Do the strokes in order (I, then L, then U) so you clear the exit path first before pushing more gas into it. Many people feel movement or hear gurgling within a few minutes.
Over-the-Counter Options
Simethicone (sold as Gas-X and similar brands) is the most widely recommended medication for trapped gas. It works by breaking large gas bubbles into smaller ones, which are easier for your body to move and expel. Relief typically starts within 30 minutes. The usual adult dose is 40 to 125 mg taken up to four times a day, after meals and at bedtime, with a maximum of 500 mg in 24 hours. It’s not absorbed into your bloodstream, so side effects are rare.
If certain foods consistently give you gas, particularly beans, cruciferous vegetables, or whole grains, a digestive enzyme supplement containing alpha-galactosidase (sold as Beano and similar products) can prevent the problem before it starts. These enzymes break down the complex carbohydrates your gut bacteria would otherwise ferment into gas. The key is timing: take it right before your first bite or within 30 minutes of eating. It won’t help with gas that’s already trapped.
Activated charcoal is sometimes marketed for gas and bloating, but the Cleveland Clinic notes that evidence for this use is limited and study results are conflicting. Simethicone is a more reliable choice.
Herbal Remedies Worth Trying
Peppermint oil capsules relax the smooth muscle lining your digestive tract, which can relieve cramping and help gas pass more easily. The NHS lists it as a treatment for stomach cramps, bloating, and flatulence. Look for enteric-coated capsules, which dissolve in your intestines rather than your stomach, reducing the chance of heartburn.

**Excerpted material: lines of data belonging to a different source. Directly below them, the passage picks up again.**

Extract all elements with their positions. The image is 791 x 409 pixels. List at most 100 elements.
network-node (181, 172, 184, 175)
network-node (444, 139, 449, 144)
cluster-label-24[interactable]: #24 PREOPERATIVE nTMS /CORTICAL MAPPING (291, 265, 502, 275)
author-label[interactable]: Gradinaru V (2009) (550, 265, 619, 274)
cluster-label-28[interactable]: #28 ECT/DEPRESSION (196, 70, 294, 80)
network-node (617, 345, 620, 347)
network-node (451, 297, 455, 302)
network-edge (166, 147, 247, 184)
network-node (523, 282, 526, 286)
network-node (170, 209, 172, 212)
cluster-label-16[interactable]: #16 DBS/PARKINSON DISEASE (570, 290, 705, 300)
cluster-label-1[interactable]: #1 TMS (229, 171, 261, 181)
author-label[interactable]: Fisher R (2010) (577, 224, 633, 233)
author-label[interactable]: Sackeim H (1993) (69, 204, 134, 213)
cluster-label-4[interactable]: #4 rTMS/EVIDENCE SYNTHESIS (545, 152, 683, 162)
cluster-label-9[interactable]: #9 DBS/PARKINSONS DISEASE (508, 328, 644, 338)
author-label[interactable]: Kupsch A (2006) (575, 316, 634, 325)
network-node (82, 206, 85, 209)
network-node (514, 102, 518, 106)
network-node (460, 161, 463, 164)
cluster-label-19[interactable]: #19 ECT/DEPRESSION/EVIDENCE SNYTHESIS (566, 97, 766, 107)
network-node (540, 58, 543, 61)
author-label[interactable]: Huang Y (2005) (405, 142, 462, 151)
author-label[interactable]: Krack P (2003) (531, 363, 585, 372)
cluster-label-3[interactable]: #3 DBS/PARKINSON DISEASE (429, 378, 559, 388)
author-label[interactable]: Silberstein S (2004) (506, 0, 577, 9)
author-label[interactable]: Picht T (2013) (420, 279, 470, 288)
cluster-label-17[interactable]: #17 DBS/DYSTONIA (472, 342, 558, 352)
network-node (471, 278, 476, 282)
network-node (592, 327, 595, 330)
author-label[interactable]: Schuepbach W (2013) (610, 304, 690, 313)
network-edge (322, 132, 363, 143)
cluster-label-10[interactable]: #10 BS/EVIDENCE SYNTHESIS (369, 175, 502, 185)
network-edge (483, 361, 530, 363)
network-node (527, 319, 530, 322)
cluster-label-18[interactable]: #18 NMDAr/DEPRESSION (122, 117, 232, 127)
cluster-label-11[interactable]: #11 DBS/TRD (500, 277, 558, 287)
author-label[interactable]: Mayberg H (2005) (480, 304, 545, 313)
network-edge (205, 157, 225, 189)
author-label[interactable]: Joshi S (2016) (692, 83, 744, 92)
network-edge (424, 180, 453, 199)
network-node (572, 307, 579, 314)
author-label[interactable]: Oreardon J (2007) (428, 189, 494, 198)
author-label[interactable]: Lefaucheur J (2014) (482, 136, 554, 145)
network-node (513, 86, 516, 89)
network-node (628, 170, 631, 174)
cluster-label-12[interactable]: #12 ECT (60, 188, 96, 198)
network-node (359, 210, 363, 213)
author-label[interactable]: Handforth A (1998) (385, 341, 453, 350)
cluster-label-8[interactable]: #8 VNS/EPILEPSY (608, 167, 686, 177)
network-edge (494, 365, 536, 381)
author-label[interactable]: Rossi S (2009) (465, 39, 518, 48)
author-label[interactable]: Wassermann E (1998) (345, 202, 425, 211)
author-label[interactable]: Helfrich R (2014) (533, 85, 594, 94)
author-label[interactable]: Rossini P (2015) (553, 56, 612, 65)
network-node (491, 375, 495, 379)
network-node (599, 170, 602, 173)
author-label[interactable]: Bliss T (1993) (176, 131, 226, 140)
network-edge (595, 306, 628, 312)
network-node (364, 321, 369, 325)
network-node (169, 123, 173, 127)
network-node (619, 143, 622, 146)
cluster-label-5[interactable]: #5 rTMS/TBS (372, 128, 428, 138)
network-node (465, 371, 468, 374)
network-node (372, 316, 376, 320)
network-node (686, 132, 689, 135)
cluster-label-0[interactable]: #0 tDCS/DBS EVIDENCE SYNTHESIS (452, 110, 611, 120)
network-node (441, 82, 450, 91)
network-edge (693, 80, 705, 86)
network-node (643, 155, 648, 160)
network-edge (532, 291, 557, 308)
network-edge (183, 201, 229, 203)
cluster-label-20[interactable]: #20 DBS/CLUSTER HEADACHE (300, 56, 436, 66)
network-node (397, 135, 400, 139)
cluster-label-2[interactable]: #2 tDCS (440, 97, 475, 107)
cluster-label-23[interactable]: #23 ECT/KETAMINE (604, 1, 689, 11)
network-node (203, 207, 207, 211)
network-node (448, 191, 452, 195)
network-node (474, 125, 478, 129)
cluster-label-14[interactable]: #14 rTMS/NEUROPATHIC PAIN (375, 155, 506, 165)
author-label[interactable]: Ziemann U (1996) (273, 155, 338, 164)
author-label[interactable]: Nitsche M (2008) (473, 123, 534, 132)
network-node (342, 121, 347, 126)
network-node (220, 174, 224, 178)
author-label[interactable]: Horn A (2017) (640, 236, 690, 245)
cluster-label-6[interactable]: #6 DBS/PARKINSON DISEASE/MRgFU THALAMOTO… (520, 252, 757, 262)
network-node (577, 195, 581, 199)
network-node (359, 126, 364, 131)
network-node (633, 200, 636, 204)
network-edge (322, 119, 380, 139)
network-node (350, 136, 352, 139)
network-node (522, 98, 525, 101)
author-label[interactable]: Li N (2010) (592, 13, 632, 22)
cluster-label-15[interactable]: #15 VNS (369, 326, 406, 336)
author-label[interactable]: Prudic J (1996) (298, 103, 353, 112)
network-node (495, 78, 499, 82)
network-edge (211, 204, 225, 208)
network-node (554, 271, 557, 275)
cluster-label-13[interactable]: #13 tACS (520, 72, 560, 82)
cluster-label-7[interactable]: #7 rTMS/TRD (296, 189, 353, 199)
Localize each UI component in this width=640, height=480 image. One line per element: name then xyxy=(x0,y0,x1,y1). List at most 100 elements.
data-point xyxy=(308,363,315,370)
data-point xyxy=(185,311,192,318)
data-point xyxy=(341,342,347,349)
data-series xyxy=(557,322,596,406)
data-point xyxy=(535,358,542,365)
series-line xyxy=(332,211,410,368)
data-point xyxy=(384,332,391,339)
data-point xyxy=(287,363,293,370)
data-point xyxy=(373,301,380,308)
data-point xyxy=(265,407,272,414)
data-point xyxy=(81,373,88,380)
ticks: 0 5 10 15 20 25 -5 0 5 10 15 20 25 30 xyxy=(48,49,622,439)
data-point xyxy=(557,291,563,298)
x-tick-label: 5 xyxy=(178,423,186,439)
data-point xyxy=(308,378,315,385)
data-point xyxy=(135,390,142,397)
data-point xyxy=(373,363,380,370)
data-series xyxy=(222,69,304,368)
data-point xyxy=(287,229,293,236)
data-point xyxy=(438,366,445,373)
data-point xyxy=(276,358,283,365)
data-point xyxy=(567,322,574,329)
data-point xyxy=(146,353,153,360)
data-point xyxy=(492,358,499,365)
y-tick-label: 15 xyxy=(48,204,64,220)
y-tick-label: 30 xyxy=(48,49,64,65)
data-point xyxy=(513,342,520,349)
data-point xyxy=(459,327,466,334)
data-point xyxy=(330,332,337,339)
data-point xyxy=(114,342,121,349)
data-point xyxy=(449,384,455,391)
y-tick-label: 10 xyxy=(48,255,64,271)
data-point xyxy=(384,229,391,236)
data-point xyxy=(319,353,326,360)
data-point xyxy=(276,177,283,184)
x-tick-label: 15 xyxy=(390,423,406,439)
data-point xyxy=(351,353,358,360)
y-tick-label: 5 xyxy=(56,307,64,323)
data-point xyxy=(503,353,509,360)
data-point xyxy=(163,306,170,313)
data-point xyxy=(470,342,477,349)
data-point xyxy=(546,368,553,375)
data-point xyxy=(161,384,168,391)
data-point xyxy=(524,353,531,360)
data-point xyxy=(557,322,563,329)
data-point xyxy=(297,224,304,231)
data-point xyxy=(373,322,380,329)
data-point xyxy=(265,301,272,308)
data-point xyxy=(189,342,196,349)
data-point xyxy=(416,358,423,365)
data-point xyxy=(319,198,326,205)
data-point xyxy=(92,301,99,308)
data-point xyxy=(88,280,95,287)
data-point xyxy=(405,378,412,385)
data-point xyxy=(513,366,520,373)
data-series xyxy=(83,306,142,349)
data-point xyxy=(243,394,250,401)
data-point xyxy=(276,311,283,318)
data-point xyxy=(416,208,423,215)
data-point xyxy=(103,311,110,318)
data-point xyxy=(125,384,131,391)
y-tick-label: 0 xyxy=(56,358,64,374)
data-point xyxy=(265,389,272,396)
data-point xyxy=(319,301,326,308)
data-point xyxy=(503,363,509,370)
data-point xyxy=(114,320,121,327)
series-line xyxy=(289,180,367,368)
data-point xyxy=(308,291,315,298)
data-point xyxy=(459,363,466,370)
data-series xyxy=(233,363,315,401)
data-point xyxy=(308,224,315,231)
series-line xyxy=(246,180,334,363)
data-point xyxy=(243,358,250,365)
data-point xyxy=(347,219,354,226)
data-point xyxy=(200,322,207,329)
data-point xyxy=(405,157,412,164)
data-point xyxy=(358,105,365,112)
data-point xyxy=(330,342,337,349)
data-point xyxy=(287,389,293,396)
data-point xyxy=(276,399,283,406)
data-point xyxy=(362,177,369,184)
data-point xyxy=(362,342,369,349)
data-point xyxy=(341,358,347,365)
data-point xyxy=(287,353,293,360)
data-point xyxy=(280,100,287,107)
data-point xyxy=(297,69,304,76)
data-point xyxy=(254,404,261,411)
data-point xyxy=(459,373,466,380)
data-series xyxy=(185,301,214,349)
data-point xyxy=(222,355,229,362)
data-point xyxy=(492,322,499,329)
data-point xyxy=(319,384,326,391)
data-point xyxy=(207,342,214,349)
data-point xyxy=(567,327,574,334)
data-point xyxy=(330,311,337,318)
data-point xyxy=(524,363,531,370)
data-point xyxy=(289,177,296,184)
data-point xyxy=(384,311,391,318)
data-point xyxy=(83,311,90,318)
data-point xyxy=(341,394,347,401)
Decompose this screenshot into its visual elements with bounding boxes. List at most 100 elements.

Fennel seeds contain a compound called anethole that relaxes the muscles of the gastrointestinal tract in a similar way. You can chew a half teaspoon of whole seeds after a meal or steep a teaspoon in hot water for five minutes to make a tea. Ginger tea works through a related mechanism and is another option if you prefer the taste.

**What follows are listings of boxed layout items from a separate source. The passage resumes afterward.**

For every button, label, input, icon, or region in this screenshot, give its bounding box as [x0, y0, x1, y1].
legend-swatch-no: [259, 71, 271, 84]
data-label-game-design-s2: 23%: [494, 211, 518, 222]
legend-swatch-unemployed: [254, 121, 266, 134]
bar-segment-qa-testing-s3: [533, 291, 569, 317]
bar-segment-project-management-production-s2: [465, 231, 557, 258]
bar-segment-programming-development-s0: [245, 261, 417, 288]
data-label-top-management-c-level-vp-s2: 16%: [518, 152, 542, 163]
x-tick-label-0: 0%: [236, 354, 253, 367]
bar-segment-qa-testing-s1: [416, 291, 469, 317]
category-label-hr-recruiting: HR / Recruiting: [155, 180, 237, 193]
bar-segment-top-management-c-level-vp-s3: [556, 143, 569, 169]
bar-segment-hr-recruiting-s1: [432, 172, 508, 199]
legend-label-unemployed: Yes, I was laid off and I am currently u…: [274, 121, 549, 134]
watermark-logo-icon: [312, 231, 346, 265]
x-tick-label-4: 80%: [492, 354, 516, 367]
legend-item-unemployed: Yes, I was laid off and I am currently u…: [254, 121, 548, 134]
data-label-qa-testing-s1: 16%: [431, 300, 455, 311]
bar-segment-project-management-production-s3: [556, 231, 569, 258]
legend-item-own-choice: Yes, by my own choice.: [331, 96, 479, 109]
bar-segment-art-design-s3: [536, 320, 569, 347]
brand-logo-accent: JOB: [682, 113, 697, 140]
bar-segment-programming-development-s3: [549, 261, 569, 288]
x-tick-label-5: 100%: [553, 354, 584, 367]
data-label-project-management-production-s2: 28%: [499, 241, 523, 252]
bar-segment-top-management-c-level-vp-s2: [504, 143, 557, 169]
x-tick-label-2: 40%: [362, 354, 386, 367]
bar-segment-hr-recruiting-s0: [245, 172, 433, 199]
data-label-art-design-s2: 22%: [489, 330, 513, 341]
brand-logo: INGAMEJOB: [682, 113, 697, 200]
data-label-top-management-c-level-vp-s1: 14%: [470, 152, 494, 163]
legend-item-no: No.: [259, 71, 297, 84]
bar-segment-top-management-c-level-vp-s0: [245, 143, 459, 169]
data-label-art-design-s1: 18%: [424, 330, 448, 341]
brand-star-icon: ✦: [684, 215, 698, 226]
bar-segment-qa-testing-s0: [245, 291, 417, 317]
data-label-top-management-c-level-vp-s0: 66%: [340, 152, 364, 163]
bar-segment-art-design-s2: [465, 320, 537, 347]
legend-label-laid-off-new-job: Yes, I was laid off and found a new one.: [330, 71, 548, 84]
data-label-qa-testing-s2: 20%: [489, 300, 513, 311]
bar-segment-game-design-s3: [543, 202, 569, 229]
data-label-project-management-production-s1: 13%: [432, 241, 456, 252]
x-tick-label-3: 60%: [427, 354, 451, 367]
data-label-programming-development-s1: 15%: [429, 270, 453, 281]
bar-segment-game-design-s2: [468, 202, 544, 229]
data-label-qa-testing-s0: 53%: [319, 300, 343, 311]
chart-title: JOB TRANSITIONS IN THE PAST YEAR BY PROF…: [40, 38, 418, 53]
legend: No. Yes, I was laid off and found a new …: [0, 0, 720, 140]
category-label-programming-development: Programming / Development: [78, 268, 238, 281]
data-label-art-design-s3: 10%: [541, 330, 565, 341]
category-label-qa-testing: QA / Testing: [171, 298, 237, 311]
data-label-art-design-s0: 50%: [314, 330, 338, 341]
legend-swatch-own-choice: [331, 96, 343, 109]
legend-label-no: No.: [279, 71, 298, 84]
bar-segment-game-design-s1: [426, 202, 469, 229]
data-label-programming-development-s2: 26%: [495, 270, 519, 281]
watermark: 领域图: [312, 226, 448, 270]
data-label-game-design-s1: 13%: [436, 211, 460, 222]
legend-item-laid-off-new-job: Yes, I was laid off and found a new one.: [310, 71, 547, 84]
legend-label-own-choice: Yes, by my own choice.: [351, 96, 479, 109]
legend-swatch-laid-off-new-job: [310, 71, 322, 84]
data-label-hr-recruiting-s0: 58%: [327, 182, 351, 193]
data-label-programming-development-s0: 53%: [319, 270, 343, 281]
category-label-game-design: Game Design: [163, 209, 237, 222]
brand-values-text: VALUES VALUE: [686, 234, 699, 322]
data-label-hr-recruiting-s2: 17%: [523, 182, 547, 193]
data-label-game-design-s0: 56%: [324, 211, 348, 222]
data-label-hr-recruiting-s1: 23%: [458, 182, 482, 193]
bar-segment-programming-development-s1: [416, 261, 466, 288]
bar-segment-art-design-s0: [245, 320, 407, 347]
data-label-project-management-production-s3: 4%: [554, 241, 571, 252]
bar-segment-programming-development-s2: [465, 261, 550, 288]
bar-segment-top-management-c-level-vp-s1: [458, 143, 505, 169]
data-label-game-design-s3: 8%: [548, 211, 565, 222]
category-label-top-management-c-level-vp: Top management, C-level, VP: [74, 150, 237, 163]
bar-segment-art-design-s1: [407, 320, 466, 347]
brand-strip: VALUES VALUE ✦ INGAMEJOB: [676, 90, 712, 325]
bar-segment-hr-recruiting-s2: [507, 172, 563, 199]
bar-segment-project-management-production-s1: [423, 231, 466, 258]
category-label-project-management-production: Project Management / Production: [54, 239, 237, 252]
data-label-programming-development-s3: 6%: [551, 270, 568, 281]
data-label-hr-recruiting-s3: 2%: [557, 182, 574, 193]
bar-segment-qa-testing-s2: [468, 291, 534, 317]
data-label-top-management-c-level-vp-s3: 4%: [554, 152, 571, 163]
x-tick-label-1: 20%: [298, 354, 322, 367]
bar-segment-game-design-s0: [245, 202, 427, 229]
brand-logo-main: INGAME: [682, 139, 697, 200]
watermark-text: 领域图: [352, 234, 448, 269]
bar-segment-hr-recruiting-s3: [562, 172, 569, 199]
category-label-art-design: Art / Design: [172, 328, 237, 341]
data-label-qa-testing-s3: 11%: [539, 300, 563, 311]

Preventing Gas From Getting Trapped
Most trapped gas comes from two sources: swallowed air and bacterial fermentation of food in your colon. Reducing both cuts down on how often you deal with this.

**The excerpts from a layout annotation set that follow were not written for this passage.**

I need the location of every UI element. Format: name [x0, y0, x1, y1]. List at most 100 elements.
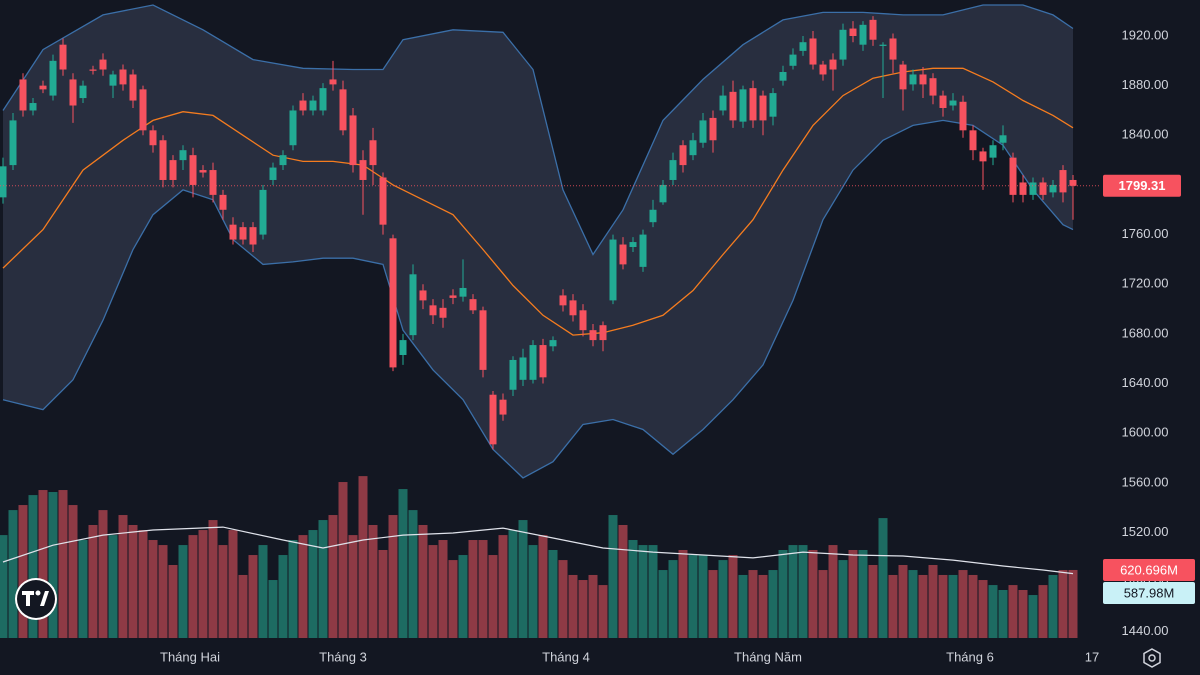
candle-body: [319, 88, 327, 111]
volume-bar: [418, 524, 428, 638]
candle-body: [9, 120, 17, 166]
volume-bar: [208, 520, 218, 638]
volume-bar: [1038, 585, 1048, 638]
volume-bar: [548, 549, 558, 638]
candle-body: [609, 239, 617, 301]
candle-body: [119, 69, 127, 85]
volume-bar: [968, 574, 978, 638]
x-tick-label: 17: [1085, 649, 1099, 664]
candle-body: [469, 299, 477, 311]
volume-bar: [398, 489, 408, 638]
candle-body: [0, 166, 7, 198]
volume-bar: [618, 524, 628, 638]
volume-label-box: [1103, 558, 1195, 581]
volume-bar: [1058, 570, 1068, 638]
volume-bar: [328, 515, 338, 638]
volume-bar: [868, 565, 878, 638]
candle-body: [1039, 182, 1047, 195]
tv-logo: [15, 578, 57, 620]
last-price-box: [1103, 174, 1181, 197]
candle-body: [179, 150, 187, 161]
volume-bar: [408, 510, 418, 638]
candle-body: [199, 170, 207, 173]
volume-bar: [608, 515, 618, 638]
volume-bar: [88, 524, 98, 638]
candle-body: [359, 160, 367, 180]
settings-icon[interactable]: [1143, 648, 1161, 668]
candle-body: [579, 310, 587, 331]
volume-bar: [68, 505, 78, 638]
y-tick-label: 1560.00: [1122, 474, 1169, 489]
volume-bar: [1048, 574, 1058, 638]
volume-bar: [558, 560, 568, 638]
volume-bar: [518, 520, 528, 638]
x-tick-label: Tháng 4: [542, 649, 590, 664]
candle-body: [679, 145, 687, 166]
volume-bar: [248, 555, 258, 638]
volume-bar: [948, 574, 958, 638]
candle-body: [89, 69, 97, 71]
volume-bar: [158, 545, 168, 638]
volume-bar: [228, 530, 238, 638]
candle-body: [719, 95, 727, 111]
volume-bar: [368, 524, 378, 638]
candle-body: [289, 110, 297, 146]
volume-bar: [988, 585, 998, 638]
candle-body: [979, 151, 987, 162]
band-line: [2, 4, 1074, 256]
candle-body: [129, 74, 137, 101]
candle-body: [399, 340, 407, 355]
volume-bar: [78, 540, 88, 638]
candle-body: [329, 79, 337, 85]
candle-body: [1059, 170, 1067, 193]
y-tick-label: 1760.00: [1122, 226, 1169, 241]
candle-body: [219, 194, 227, 210]
volume-bar: [698, 555, 708, 638]
volume-bar: [818, 570, 828, 638]
band-line: [2, 67, 1074, 336]
candle-body: [499, 399, 507, 415]
candle-body: [849, 28, 857, 36]
candle-body: [729, 91, 737, 121]
volume-bar: [298, 535, 308, 638]
y-tick-label: 1640.00: [1122, 375, 1169, 390]
candle-body: [769, 93, 777, 117]
candle-body: [379, 177, 387, 225]
candle-body: [569, 300, 577, 316]
volume-bar: [18, 505, 28, 638]
volume-bar: [118, 515, 128, 638]
volume-bar: [598, 585, 608, 638]
volume-bar: [478, 540, 488, 638]
volume-bar: [168, 565, 178, 638]
volume-bar: [458, 555, 468, 638]
volume-ma-line: [2, 526, 1074, 575]
volume-bar: [878, 518, 888, 638]
volume-bar: [508, 530, 518, 638]
volume-bar: [178, 545, 188, 638]
candle-body: [789, 54, 797, 66]
candle-body: [589, 330, 597, 341]
candle-body: [489, 394, 497, 445]
volume-bar: [738, 574, 748, 638]
volume-bar: [1028, 595, 1038, 638]
x-tick-label: Tháng 6: [946, 649, 994, 664]
candle-body: [949, 100, 957, 106]
volume-bar: [648, 545, 658, 638]
volume-bar: [808, 549, 818, 638]
candle-body: [1009, 157, 1017, 195]
candle-body: [699, 120, 707, 143]
candle-body: [349, 115, 357, 166]
volume-ma-label-box: [1103, 581, 1195, 604]
volume-bar: [688, 555, 698, 638]
volume-bar: [428, 545, 438, 638]
volume-bar: [388, 515, 398, 638]
candle-body: [649, 209, 657, 223]
candle-body: [839, 29, 847, 60]
candle-body: [989, 145, 997, 158]
volume-bar: [788, 545, 798, 638]
candle-body: [619, 244, 627, 265]
x-tick-label: Tháng Hai: [160, 649, 220, 664]
volume-bar: [638, 545, 648, 638]
candle-body: [159, 140, 167, 180]
volume-bar: [128, 524, 138, 638]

You swallow extra air when you eat quickly, chew gum, drink through straws, talk while eating, or sip carbonated drinks. Slowing down at meals and cutting back on carbonation can make a noticeable difference within a day or two. Smoking and loose-fitting dentures also increase air swallowing.
Certain foods produce more gas during digestion because they contain carbohydrates your small intestine can’t fully break down. Beans, lentils, broccoli, cabbage, onions, whole wheat, and dairy (if you’re lactose intolerant) are common culprits. You don’t necessarily need to eliminate these foods. Introducing them gradually gives your gut bacteria time to adjust, and cooking vegetables thoroughly breaks down some of the problematic fibers before they reach your colon.
Sitting or lying down right after eating slows digestion and makes gas more likely to pool. A short walk after meals keeps things moving.
When Gas Pain Signals Something Else
Trapped gas is usually uncomfortable but harmless. Certain symptoms suggest something more serious, like a bowel obstruction, which is a medical emergency. Get immediate help if you experience severe abdominal pain that keeps getting worse, vomiting, a visibly swollen abdomen, complete inability to pass gas or have a bowel movement, or loud abnormal bowel sounds. The combination of bloating with an inability to pass gas at all is the key distinction. Normal trapped gas still allows some gas to escape, even if it’s slow. A complete blockage does not.